Bantamweight Mirazizbek Mirzakhalilov, who was ranked #7 coming in, became Uzbekistan's second gold medalist with another premature and extremely narrow win - over #1 rated Cuban Jorge Lazaro Alvarez, a three-time world champion (2011, 2013, 2015) and a two-time Olympic bronze medalist (2012 and 2016). Mirzakhalilov, not being a smooth operator, relied on aggression and pressure, creating problems for a sound technician from Cuba. In the second round, Alvarez landed a hard right hand to the Uzbek's head, which came rushing in and collided with Alvarez's face. The referee chose to stop the fight on a cut. One judge favored the Cuban: 20:18. Two saw it a draw: 19:19. Two had it for the Uzbel: 20:18. Tsendbaater Erdenbat of Mongolia and England's Peter McGrail captrued bronze medals.

Ten years since his 2009 Milano silver medal, 32-year old Russian veteran and #8 rated Andrey Zamkovoy, at welterweight, finally became a world champion after his cut-induced technical decision over dangerous Englishman Pat McCormack, who was rated #2 coming in. Zankovoy scored a count in the first round, blowing out Pat's mouthpiece with a straight left. In the second, both boxers collided, opening a cut on McCormack's face, effectively ending the fight.

Zamkovoy, who defeated Olympic champion Arlen Lopez on his way up, was awarded a 4:0 tech decision. Scores were: 20:18, 20:18, 20:18, 20:18 with one score even 19:19. Bronze is coming to Uzbekistan (Bobo-Usmon Baturov) and Kazakhstan (Ablaikhan Zhussupov).

In the opening final of the evening, 2016 Rio Olympics gold medalist Shakhobidin Zoirov took a short break from his recently started professional career to become 2019 world champion at flyweight.

Zoirov from Uzbekistan (3-0, 2 KOs, as a pro) used his newly acquired professional skills to complement his outstanding amateur mastery and to defeat #2 rated Indian Amit Panghal - 5:0 (30:27, 30:27, 29:28, 29:28, 29:28). Saken Bibossinov of Kazakhstan and Frenchman Billal Bennama are bronze medalists.

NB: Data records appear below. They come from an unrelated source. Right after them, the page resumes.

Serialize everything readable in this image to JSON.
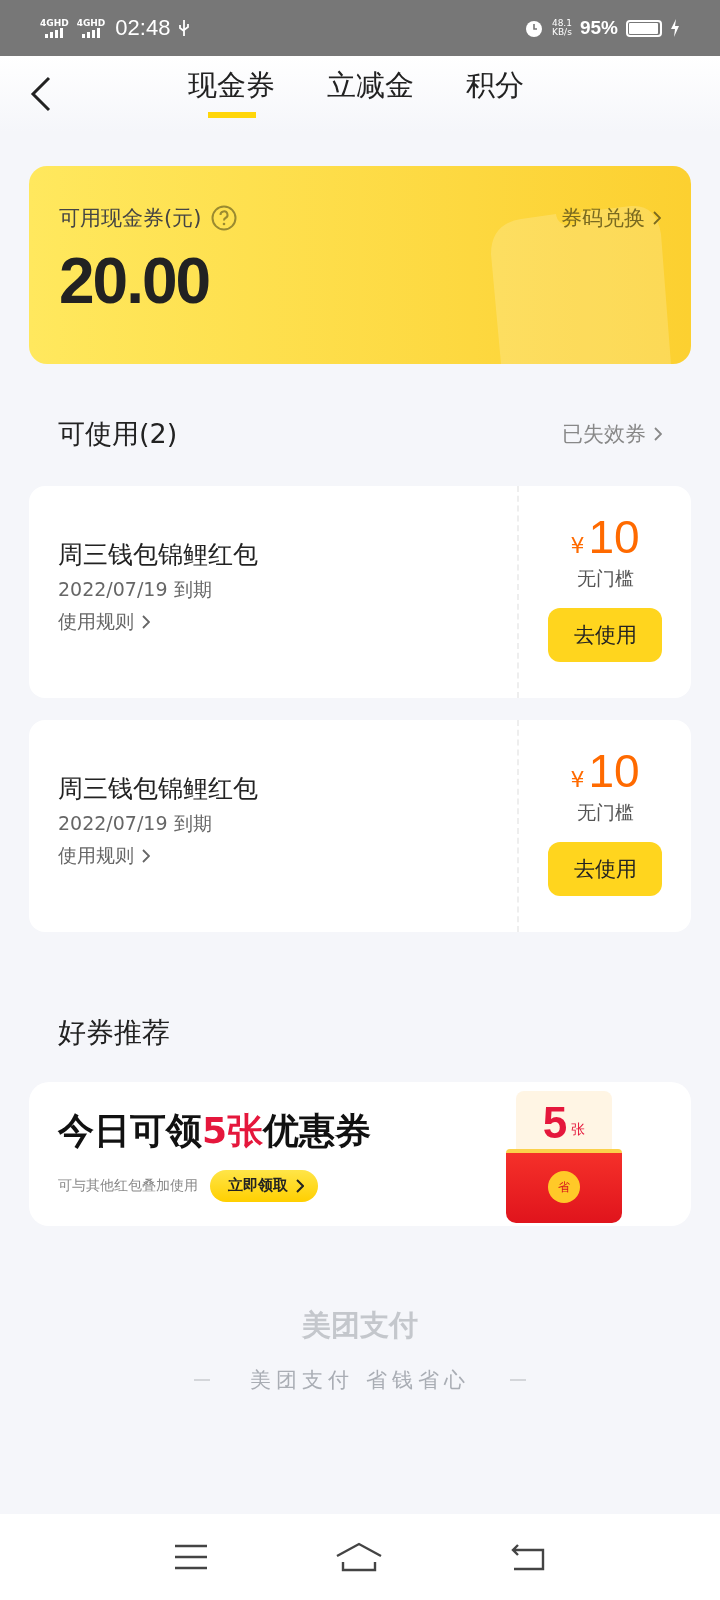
{
  "status_bar": {
    "signals": [
      "4GHD",
      "4GHD"
    ],
    "time": "02:48",
    "speed": "48.1",
    "speed_unit": "KB/s",
    "battery": "95%"
  },
  "tabs": [
    {
      "label": "现金券",
      "selected": true
    },
    {
      "label": "立减金",
      "selected": false
    },
    {
      "label": "积分",
      "selected": false
    }
  ],
  "balance_card": {
    "label": "可用现金券(元)",
    "link": "券码兑换",
    "amount": "20.00"
  },
  "available": {
    "title": "可使用(2)",
    "link": "已失效券"
  },
  "coupons": [
    {
      "name": "周三钱包锦鲤红包",
      "expiry": "2022/07/19 到期",
      "rules": "使用规则",
      "currency": "¥",
      "value": "10",
      "condition": "无门槛",
      "button": "去使用"
    },
    {
      "name": "周三钱包锦鲤红包",
      "expiry": "2022/07/19 到期",
      "rules": "使用规则",
      "currency": "¥",
      "value": "10",
      "condition": "无门槛",
      "button": "去使用"
    }
  ],
  "recommend": {
    "title": "好券推荐",
    "headline_before": "今日可领",
    "headline_highlight": "5张",
    "headline_after": "优惠券",
    "note": "可与其他红包叠加使用",
    "button": "立即领取",
    "envelope_count": "5",
    "envelope_unit": "张",
    "envelope_seal": "省"
  },
  "footer": {
    "brand": "美团支付",
    "slogan": "美团支付 省钱省心"
  }
}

User Comments and Feedback
Comment by Mick Higgs on 09-22-2019

It's going to be interesting to see how many go to the Olympic's & how many turn pro.

Comment by YoungManRumble on 09-21-2019

[QUOTE=Richard G;20073304]Damn shame that Justis Huni, the super heavyweight Aussie, had to withdraw due to sickness. Tall rangy fighter, very fast with a good style, he was doing well.[/QUOTE] Yeah I was liking him. Good movement for SHW

Comment by Richard G on 09-21-2019

Damn shame that Justis Huni, the super heavyweight Aussie, had to withdraw due to sickness. Tall rangy fighter, very fast with a good style, he was doing well.

Comment by RJJ-94-02=GOAT on 09-21-2019

[QUOTE=Mastrangelo;20073001]Keyshawn Davis, best American amateur since Andre Ward, fantastic defensive fighter... but came up short against best Amateur Pound for Pound in Andy Cruz. Great little rivalry between the two, so far more experience Cuban 3:0, but all close fight...…

Comment by mattr on 09-21-2019

Good article. Thanks for the coverage. I do think it's ridiculous that pros can compete amateur tournaments though.